Mahkemece davanın reddine karar verilmiş, davacılar vekilinin temyizi üzerine hüküm dairece onanmıştır.
Davacılar vekili bu kez Daire kararının düzeltilmesini istemiştir.
Dava dilekçesindeki açıklamaya göre, 3402 sayılı Kanuna 5831 sayılı Kanunla eklenen Ek madde 4 uyarınca yapılan orman sınır noktalarındaki fennî hataların düzeltilmesi işlemine itiraza ve zilyetliğin tesbitine ilişkindir.
Çekişmeli taşınmazın bulunduğu yerde 1940 yılında 3116 sayılı Kanuna göre yapılıp kesinleşen orman kadastrosu, daha sonra 1988 yılında yapılıp 21.12.1988 tarihinde ilân edilerek dava tarihinden önce kesinleşen aplikasyon ve 3302 sayılı Kanun ile değişik 6831 sayılı Kanunun 2/B madde uygulaması vardır.

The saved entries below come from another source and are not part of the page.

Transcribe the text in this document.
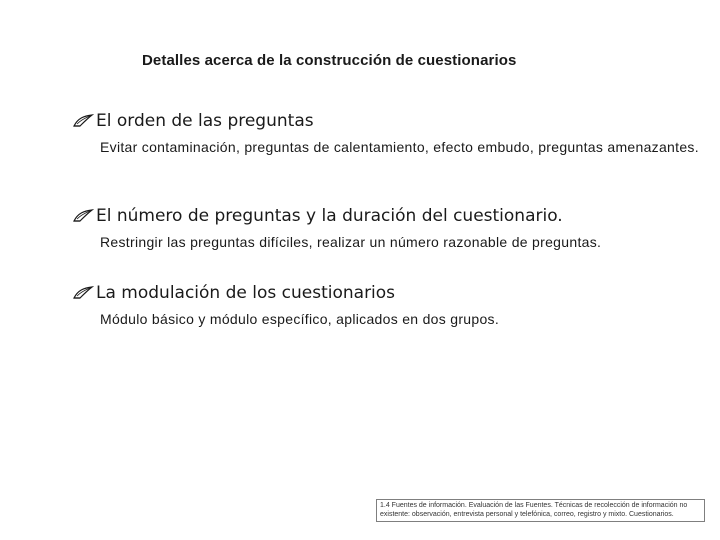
Detalles acerca de la construcción de cuestionarios
El orden de las preguntas
Evitar contaminación, preguntas de calentamiento, efecto embudo, preguntas amenazantes.
El número de preguntas y la duración del cuestionario.
Restringir las preguntas difíciles, realizar un número razonable de preguntas.
La modulación de los cuestionarios
Módulo básico y módulo específico, aplicados en dos grupos.
1.4 Fuentes de información. Evaluación de las Fuentes. Técnicas de recolección de información no
existente: observación, entrevista personal y telefónica, correo, registro y mixto. Cuestionarios.
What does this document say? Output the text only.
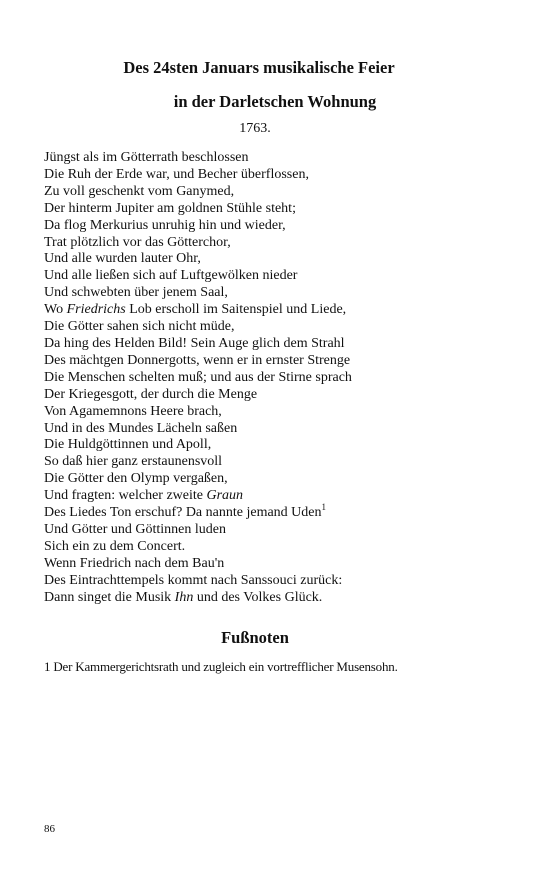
Des 24sten Januars musikalische Feier
in der Darletschen Wohnung
1763.
Jüngst als im Götterrath beschlossen
Die Ruh der Erde war, und Becher überflossen,
Zu voll geschenkt vom Ganymed,
Der hinterm Jupiter am goldnen Stühle steht;
Da flog Merkurius unruhig hin und wieder,
Trat plötzlich vor das Götterchor,
Und alle wurden lauter Ohr,
Und alle ließen sich auf Luftgewölken nieder
Und schwebten über jenem Saal,
Wo Friedrichs Lob erscholl im Saitenspiel und Liede,
Die Götter sahen sich nicht müde,
Da hing des Helden Bild! Sein Auge glich dem Strahl
Des mächtgen Donnergotts, wenn er in ernster Strenge
Die Menschen schelten muß; und aus der Stirne sprach
Der Kriegesgott, der durch die Menge
Von Agamemnons Heere brach,
Und in des Mundes Lächeln saßen
Die Huldgöttinnen und Apoll,
So daß hier ganz erstaunensvoll
Die Götter den Olymp vergaßen,
Und fragten: welcher zweite Graun
Des Liedes Ton erschuf? Da nannte jemand Uden$^1$
Und Götter und Göttinnen luden
Sich ein zu dem Concert.
Wenn Friedrich nach dem Bau'n
Des Eintrachttempels kommt nach Sanssouci zurück:
Dann singet die Musik Ihn und des Volkes Glück.
Fußnoten
1 Der Kammergerichtsrath und zugleich ein vortrefflicher Musensohn.
86
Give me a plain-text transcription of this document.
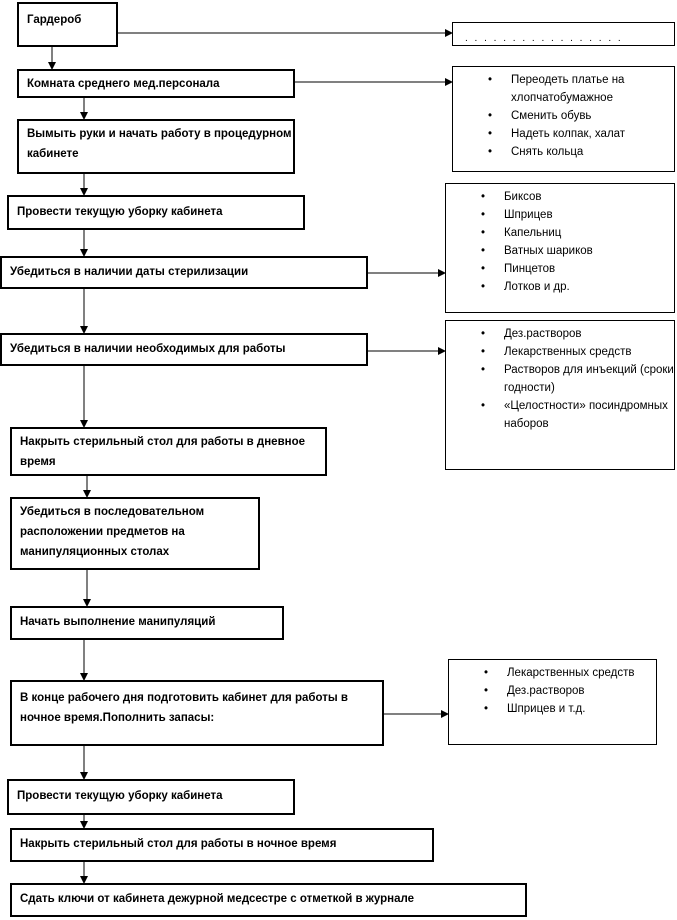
Гардероб
Комната среднего мед.персонала
Вымыть руки и начать работу в процедурном кабинете
Провести текущую уборку кабинета
Убедиться в наличии даты стерилизации
Убедиться в наличии необходимых для работы
Накрыть стерильный стол для работы в дневное время
Убедиться в последовательном расположении предметов на манипуляционных столах
Начать выполнение манипуляций
В конце рабочего дня подготовить кабинет для работы в ночное время.Пополнить запасы:
Провести текущую уборку кабинета
Накрыть стерильный стол для работы в ночное время
Сдать ключи от кабинета дежурной медсестре с отметкой в журнале
. . . . . . . . . . . . . . . . .
• Переодеть платье на хлопчатобумажное
• Сменить обувь
• Надеть колпак, халат
• Снять кольца
• Биксов
• Шприцев
• Капельниц
• Ватных шариков
• Пинцетов
• Лотков и др.
• Дез.растворов
• Лекарственных средств
• Растворов для инъекций (сроки годности)
• «Целостности» посиндромных наборов
• Лекарственных средств
• Дез.растворов
• Шприцев и т.д.
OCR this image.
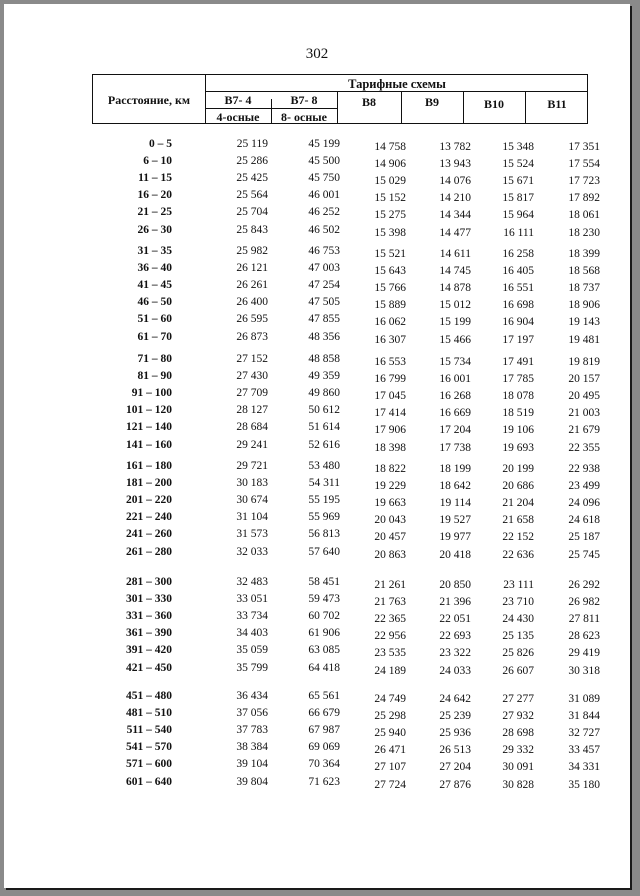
302
Расстояние, км
Тарифные схемы
В7- 4
4-осные
В7- 8
8- осные
В8	В9	В10	В11
0 – 5	25 119	45 199	14 758	13 782	15 348	17 351
6 – 10	25 286	45 500	14 906	13 943	15 524	17 554
11 – 15	25 425	45 750	15 029	14 076	15 671	17 723
16 – 20	25 564	46 001	15 152	14 210	15 817	17 892
21 – 25	25 704	46 252	15 275	14 344	15 964	18 061
26 – 30	25 843	46 502	15 398	14 477	16 111	18 230
31 – 35	25 982	46 753	15 521	14 611	16 258	18 399
36 – 40	26 121	47 003	15 643	14 745	16 405	18 568
41 – 45	26 261	47 254	15 766	14 878	16 551	18 737
46 – 50	26 400	47 505	15 889	15 012	16 698	18 906
51 – 60	26 595	47 855	16 062	15 199	16 904	19 143
61 – 70	26 873	48 356	16 307	15 466	17 197	19 481
71 – 80	27 152	48 858	16 553	15 734	17 491	19 819
81 – 90	27 430	49 359	16 799	16 001	17 785	20 157
91 – 100	27 709	49 860	17 045	16 268	18 078	20 495
101 – 120	28 127	50 612	17 414	16 669	18 519	21 003
121 – 140	28 684	51 614	17 906	17 204	19 106	21 679
141 – 160	29 241	52 616	18 398	17 738	19 693	22 355
161 – 180	29 721	53 480	18 822	18 199	20 199	22 938
181 – 200	30 183	54 311	19 229	18 642	20 686	23 499
201 – 220	30 674	55 195	19 663	19 114	21 204	24 096
221 – 240	31 104	55 969	20 043	19 527	21 658	24 618
241 – 260	31 573	56 813	20 457	19 977	22 152	25 187
261 – 280	32 033	57 640	20 863	20 418	22 636	25 745
281 – 300	32 483	58 451	21 261	20 850	23 111	26 292
301 – 330	33 051	59 473	21 763	21 396	23 710	26 982
331 – 360	33 734	60 702	22 365	22 051	24 430	27 811
361 – 390	34 403	61 906	22 956	22 693	25 135	28 623
391 – 420	35 059	63 085	23 535	23 322	25 826	29 419
421 – 450	35 799	64 418	24 189	24 033	26 607	30 318
451 – 480	36 434	65 561	24 749	24 642	27 277	31 089
481 – 510	37 056	66 679	25 298	25 239	27 932	31 844
511 – 540	37 783	67 987	25 940	25 936	28 698	32 727
541 – 570	38 384	69 069	26 471	26 513	29 332	33 457
571 – 600	39 104	70 364	27 107	27 204	30 091	34 331
601 – 640	39 804	71 623	27 724	27 876	30 828	35 180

2924 sayılı Kanuna göre 1999 yılında yapılıp kesinleşen kadastro çalışmasında Hazine adına tespit edilen beyanlar hanesinde “üzerindeki ev ... .....ve ...kızı ...’a aittir ve aynı şahsın kullanımındadır” şerhi yazılı 1723 parsel sayılı 245 m² yüzölçümündeki taşınmaz 29.03.2011 ilâ 27.04.2011 tarihleri arasında ilân edilen 3402 sayılı Kanunun 22/2-a maddesince yapılan çalışmada 326 ada 16 parsel numarasıyla ve 295,49 m² yüzölçümüyle tespit edilmiştir.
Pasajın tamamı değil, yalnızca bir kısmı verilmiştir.